Recently there has been media coverage regarding parvovirus infections in Guelph dogs. There is talk of the potential for an outbreak in the Guelph area given the higher number of unvaccinated animals we are seeing.
What is parvovirus, and why is it important to protect your pets from this easily preventable disease?
Parvovirus affects dogs by causing the destruction of the cells lining the intestine. Dogs infected with Parvovirus will have signs of vomiting, diarrhea (often with blood), lethargy and dehydration. Treatment can be intensive and involves hospitalization on intravenous fluids and antibiotics. Without this treatment the disease is often fatal. Unfortunately, even with treatment, many dogs will succumb to the disease with mortality rates reaching as high as 90%. This is why veterinarians consistently encourage dog owners to vaccinate for Parvovirus. Parvo is a high-risk disease which can be prevented with a readily available and very effective vaccine.
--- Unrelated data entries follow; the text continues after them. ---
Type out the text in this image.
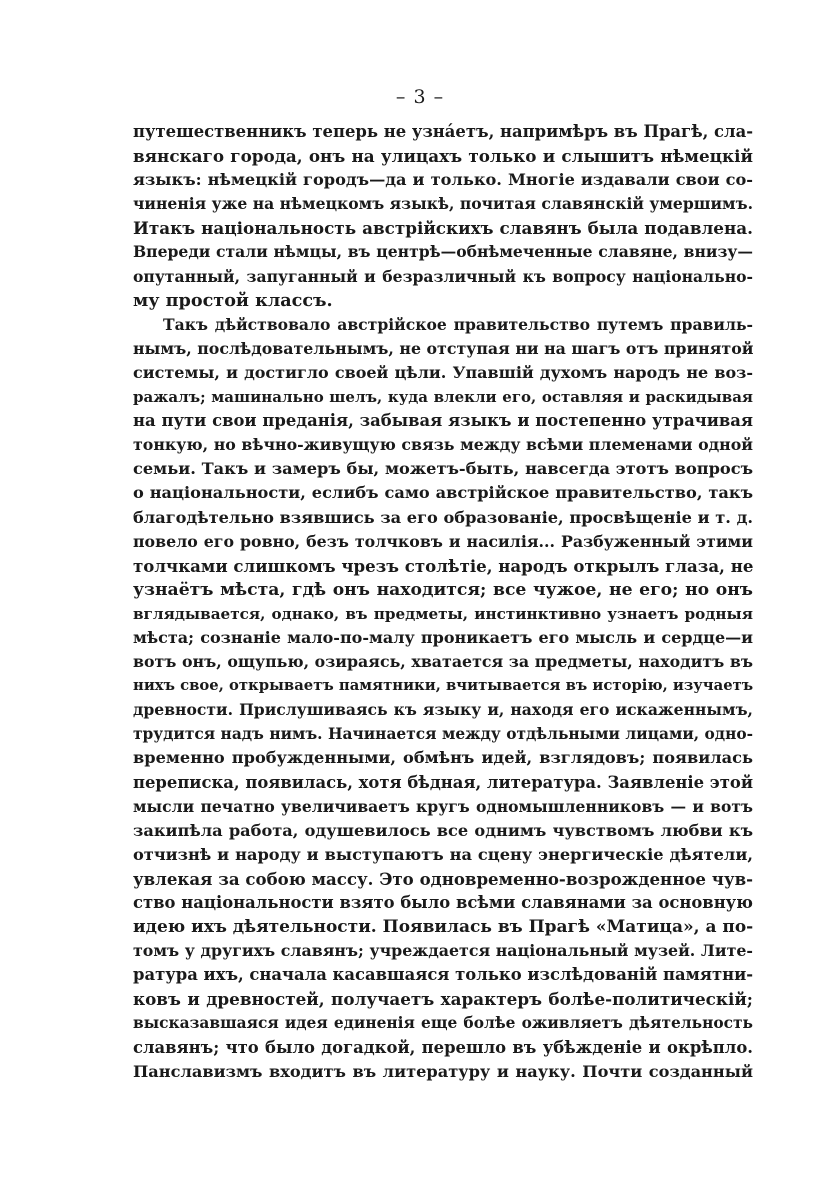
– 3 –
путешественникъ теперь не узнáетъ, напримѣръ въ Прагѣ, сла-
вянскаго города, онъ на улицахъ только и слышитъ нѣмецкій
языкъ: нѣмецкій городъ—да и только. Многіе издавали свои со-
чиненія уже на нѣмецкомъ языкѣ, почитая славянскій умершимъ.
Итакъ національность австрійскихъ славянъ была подавлена.
Впереди стали нѣмцы, въ центрѣ—обнѣмеченные славяне, внизу—
опутанный, запуганный и безразличный къ вопросу національно-
му простой классъ.
Такъ дѣйствовало австрійское правительство путемъ правиль-
нымъ, послѣдовательнымъ, не отступая ни на шагъ отъ принятой
системы, и достигло своей цѣли. Упавшій духомъ народъ не воз-
ражалъ; машинально шелъ, куда влекли его, оставляя и раскидывая
на пути свои преданія, забывая языкъ и постепенно утрачивая
тонкую, но вѣчно-живущую связь между всѣми племенами одной
семьи. Такъ и замеръ бы, можетъ-быть, навсегда этотъ вопросъ
о національности, еслибъ само австрійское правительство, такъ
благодѣтельно взявшись за его образованіе, просвѣщеніе и т. д.
повело его ровно, безъ толчковъ и насилія... Разбуженный этими
толчками слишкомъ чрезъ столѣтіе, народъ открылъ глаза, не
узнаётъ мѣста, гдѣ онъ находится; все чужое, не его; но онъ
вглядывается, однако, въ предметы, инстинктивно узнаетъ родныя
мѣста; сознаніе мало-по-малу проникаетъ его мысль и сердце—и
вотъ онъ, ощупью, озираясь, хватается за предметы, находитъ въ
нихъ свое, открываетъ памятники, вчитывается въ исторію, изучаетъ
древности. Прислушиваясь къ языку и, находя его искаженнымъ,
трудится надъ нимъ. Начинается между отдѣльными лицами, одно-
временно пробужденными, обмѣнъ идей, взглядовъ; появилась
переписка, появилась, хотя бѣдная, литература. Заявленіе этой
мысли печатно увеличиваетъ кругъ одномышленниковъ — и вотъ
закипѣла работа, одушевилось все однимъ чувствомъ любви къ
отчизнѣ и народу и выступаютъ на сцену энергическіе дѣятели,
увлекая за собою массу. Это одновременно-возрожденное чув-
ство національности взято было всѣми славянами за основную
идею ихъ дѣятельности. Появилась въ Прагѣ «Матица», а по-
томъ у другихъ славянъ; учреждается національный музей. Лите-
ратура ихъ, сначала касавшаяся только изслѣдованій памятни-
ковъ и древностей, получаетъ характеръ болѣе-политическій;
высказавшаяся идея единенія еще болѣе оживляетъ дѣятельность
славянъ; что было догадкой, перешло въ убѣжденіе и окрѣпло.
Панславизмъ входитъ въ литературу и науку. Почти созданный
We recommend that puppies be vaccinated against Parvovirus at 8, 12 and 16 weeks of age and that adult dogs receive a booster vaccination regularly. Parvovirus in vaccinated animals is rare to non-existent. Due to the efficacy of the vaccine, those dogs most at risk for Parvo infection are young unvaccinated puppies, unvaccinated adult dogs, immunocompromised dogs or those dogs that have not received all of their vaccines.
How could your dog contract Parvovirus?
Parvovirus is transmitted from dog to dog by direct or indirect contact with infected feces. We tend to see a surge of Parvovirus cases in the spring as snow is melting, uncovering feces that were never picked up during the winter. The virus is extremely resilient and can survive for over a year in infected soils or feces.
The best way to protect your dog is to make sure they receive protective vaccinations regularly and keep them away from areas littered with dog feces. Pet owners can do their part by always picking up after their dogs whether out for a leash walk, at the dog park or walking through a wooded trail.